UK approves 'three-parent' gene therapy
An independent panel of experts last month said the practice should be ' cautiously adopted' to prevent certain genetic diseases from being passed on to future generations. (Representative image) Photograph: (Getty)
Britain's fertility regulator on Thursday gave the green light for the country to become the first in the world to legally offer "three-parent baby" fertility treatments.
British MPs had voted in February to allow the creation of in-vitro fertilisation (IVF) babies with DNA from three people, but clinics needed the approval of the Human Fertilisation and Embryology Authority before introducing the treatment.
The technique would allow women who carry disease-causing mutations in their mitochondrial genes to give birth to genetically-related children free of mitochondrial disease.
HFEA chair Sally Cheshire called the decision to let clinics offer mitochondrial gene therapy "historic and important" and "a world first".

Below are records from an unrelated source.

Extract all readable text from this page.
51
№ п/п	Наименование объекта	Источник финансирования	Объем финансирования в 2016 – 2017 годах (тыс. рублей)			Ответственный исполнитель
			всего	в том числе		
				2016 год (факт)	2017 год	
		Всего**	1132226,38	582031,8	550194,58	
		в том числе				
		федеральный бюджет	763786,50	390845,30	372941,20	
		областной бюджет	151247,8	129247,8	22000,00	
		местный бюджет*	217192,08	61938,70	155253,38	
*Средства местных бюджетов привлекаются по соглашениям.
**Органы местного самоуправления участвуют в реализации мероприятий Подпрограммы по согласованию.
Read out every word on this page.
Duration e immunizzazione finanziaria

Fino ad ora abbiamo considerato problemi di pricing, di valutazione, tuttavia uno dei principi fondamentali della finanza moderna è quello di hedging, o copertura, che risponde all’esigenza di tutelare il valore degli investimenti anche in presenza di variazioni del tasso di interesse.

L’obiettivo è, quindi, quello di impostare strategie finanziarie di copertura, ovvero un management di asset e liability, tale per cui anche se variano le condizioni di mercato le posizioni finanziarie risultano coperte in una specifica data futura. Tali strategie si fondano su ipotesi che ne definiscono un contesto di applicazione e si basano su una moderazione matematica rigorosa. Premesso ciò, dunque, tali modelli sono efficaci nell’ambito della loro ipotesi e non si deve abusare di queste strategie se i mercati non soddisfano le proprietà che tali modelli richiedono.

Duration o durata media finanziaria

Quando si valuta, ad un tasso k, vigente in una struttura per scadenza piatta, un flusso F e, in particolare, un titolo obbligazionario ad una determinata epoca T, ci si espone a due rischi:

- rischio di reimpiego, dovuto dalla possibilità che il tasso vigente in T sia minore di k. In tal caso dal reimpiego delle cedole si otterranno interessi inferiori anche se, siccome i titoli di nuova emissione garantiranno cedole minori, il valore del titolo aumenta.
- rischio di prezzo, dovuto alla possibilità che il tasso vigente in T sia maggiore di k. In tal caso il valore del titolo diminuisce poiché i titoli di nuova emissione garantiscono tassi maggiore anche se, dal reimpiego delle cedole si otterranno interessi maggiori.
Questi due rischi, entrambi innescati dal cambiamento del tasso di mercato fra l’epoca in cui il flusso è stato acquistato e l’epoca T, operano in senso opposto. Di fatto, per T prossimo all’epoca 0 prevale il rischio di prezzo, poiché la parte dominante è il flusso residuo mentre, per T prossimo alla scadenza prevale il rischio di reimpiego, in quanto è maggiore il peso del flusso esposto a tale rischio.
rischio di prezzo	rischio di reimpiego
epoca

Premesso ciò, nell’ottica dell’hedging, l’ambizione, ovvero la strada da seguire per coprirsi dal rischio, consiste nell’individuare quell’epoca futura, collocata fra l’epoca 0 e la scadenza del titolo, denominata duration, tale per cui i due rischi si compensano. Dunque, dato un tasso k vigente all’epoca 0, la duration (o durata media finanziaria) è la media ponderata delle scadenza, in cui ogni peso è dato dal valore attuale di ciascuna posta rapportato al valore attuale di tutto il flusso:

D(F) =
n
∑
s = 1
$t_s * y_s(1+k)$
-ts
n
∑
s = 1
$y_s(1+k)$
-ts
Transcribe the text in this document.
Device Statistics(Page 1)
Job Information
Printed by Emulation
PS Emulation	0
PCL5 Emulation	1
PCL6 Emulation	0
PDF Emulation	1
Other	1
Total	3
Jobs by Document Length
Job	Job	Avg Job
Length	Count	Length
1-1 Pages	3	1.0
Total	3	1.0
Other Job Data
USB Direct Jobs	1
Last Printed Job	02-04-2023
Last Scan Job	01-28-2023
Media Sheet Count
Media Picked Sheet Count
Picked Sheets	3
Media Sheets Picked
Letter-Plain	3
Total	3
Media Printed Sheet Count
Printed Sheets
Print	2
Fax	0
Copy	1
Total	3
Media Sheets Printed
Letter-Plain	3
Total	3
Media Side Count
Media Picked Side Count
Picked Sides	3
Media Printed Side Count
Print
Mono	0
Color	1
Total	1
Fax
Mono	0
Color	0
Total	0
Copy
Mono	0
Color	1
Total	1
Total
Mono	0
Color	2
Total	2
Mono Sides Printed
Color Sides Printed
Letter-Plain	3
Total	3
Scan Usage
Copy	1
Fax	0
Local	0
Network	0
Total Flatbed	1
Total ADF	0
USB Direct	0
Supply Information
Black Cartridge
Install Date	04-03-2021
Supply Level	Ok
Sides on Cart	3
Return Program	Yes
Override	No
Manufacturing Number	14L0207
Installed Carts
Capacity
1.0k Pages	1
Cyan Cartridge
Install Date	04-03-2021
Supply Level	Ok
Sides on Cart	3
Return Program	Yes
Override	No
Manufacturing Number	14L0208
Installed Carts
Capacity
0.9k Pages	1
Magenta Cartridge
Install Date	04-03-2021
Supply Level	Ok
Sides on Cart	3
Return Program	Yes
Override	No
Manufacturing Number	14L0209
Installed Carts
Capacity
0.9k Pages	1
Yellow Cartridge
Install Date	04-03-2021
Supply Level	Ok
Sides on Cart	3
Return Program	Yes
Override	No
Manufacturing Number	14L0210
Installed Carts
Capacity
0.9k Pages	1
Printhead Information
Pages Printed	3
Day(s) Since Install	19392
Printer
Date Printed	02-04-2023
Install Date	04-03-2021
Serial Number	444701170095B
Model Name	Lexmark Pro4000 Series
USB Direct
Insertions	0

"I'm sure patients who might be in line for this treatment will be really pleased by what we've decided today," she said, but added: "We will proceed with caution."
An independent panel of experts last month said the practice should be "cautiously adopted" to prevent certain genetic diseases from being passed on to future generations.
Mitochondria are structures in cells which generate vital energy and contain their own set of genes called mDNA which is passed through the mother.
Mitochondrial diseases cause symptoms ranging from poor vision to diabetes and muscle wasting and health officials estimate around 125 babies are born with the mutations in Britain every year.